DeNultra made a show of sighing. "Very well, dearest Szylla. I can play polite guest for a little while longer." Her grin returned, all lush mockery. "Besides, watching your little Wailfiend simmer in jealousy is the finest theater I've enjoyed in centuries… Moesgrave, tea please."
She swept to the table, choosing a chair precisely opposite Szylla so their mutual disdain could dance between them like a candle flame. And the werehound poured her tea with careful, trembling hands.

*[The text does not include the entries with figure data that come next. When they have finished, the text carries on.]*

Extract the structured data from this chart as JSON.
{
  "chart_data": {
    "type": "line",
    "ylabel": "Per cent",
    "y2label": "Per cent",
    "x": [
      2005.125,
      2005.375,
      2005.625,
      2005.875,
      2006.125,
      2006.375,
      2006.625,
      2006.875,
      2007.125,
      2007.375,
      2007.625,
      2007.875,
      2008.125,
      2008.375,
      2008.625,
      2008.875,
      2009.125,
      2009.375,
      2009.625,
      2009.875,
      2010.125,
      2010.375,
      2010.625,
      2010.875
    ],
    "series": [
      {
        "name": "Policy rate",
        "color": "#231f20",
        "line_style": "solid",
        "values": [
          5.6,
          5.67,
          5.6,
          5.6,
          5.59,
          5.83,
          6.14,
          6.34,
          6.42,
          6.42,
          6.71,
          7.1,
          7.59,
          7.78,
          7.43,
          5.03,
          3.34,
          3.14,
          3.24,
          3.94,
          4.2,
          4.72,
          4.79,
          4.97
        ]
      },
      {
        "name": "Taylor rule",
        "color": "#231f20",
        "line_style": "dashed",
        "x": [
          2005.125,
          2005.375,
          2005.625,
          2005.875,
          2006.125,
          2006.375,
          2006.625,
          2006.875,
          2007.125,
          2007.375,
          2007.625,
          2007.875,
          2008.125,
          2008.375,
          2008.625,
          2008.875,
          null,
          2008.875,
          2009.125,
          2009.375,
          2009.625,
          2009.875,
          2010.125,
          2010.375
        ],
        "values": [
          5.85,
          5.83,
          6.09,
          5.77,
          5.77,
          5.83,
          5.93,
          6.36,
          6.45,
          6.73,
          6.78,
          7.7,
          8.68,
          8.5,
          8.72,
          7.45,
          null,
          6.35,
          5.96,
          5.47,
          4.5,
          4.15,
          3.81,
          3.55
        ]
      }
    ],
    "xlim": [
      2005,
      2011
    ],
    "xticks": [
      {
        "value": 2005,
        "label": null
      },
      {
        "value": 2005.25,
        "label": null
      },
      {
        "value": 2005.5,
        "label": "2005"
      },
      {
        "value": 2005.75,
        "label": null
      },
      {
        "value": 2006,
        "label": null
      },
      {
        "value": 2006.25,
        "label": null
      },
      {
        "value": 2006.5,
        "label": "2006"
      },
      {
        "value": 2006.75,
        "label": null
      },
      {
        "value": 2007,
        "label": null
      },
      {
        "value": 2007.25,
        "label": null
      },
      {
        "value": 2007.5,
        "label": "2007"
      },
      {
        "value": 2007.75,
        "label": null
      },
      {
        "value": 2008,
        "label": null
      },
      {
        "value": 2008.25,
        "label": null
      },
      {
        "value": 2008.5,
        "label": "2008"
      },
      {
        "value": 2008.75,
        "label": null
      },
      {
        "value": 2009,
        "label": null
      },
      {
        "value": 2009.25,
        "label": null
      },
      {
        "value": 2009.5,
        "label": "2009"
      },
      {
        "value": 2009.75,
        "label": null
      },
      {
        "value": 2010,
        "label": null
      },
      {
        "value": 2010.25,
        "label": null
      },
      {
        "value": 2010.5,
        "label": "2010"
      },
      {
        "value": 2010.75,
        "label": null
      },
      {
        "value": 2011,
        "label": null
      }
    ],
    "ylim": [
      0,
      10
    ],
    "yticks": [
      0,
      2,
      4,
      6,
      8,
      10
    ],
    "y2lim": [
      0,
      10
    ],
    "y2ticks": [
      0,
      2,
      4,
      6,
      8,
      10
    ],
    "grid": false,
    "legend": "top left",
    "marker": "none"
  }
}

I leaned back in my chair, wrapping my hands around my tea once more, savoring the warmth. The monstrous politics and tangled hearts that sprawled across this haunted tea table were not my fault… but for better or worse, they were my story now.
So I gave Wailfiend a small, tired smile. "Next time, maybe just tell me you'd like me to sit closer."
She looked scandalized.
Szylla's eyes sparkled with sudden intrigue. "Oh, most interesting," she folded her gloved hands with a pleased sigh. "This little triangle may bear more fruit than I ever projected."
DeNultra simply laughed a dark, silken sound that promised she would be around to watch it all unfold, no matter who tried to lock the doors against her.
"Keep your little tea parties, then. I'll come for her when the echoes start to drown her sanity. That's when they're most delicious. And if she lasts long enough, well…" Her wings stretched wide. "Then we'll see what sort of crown fits that clever head."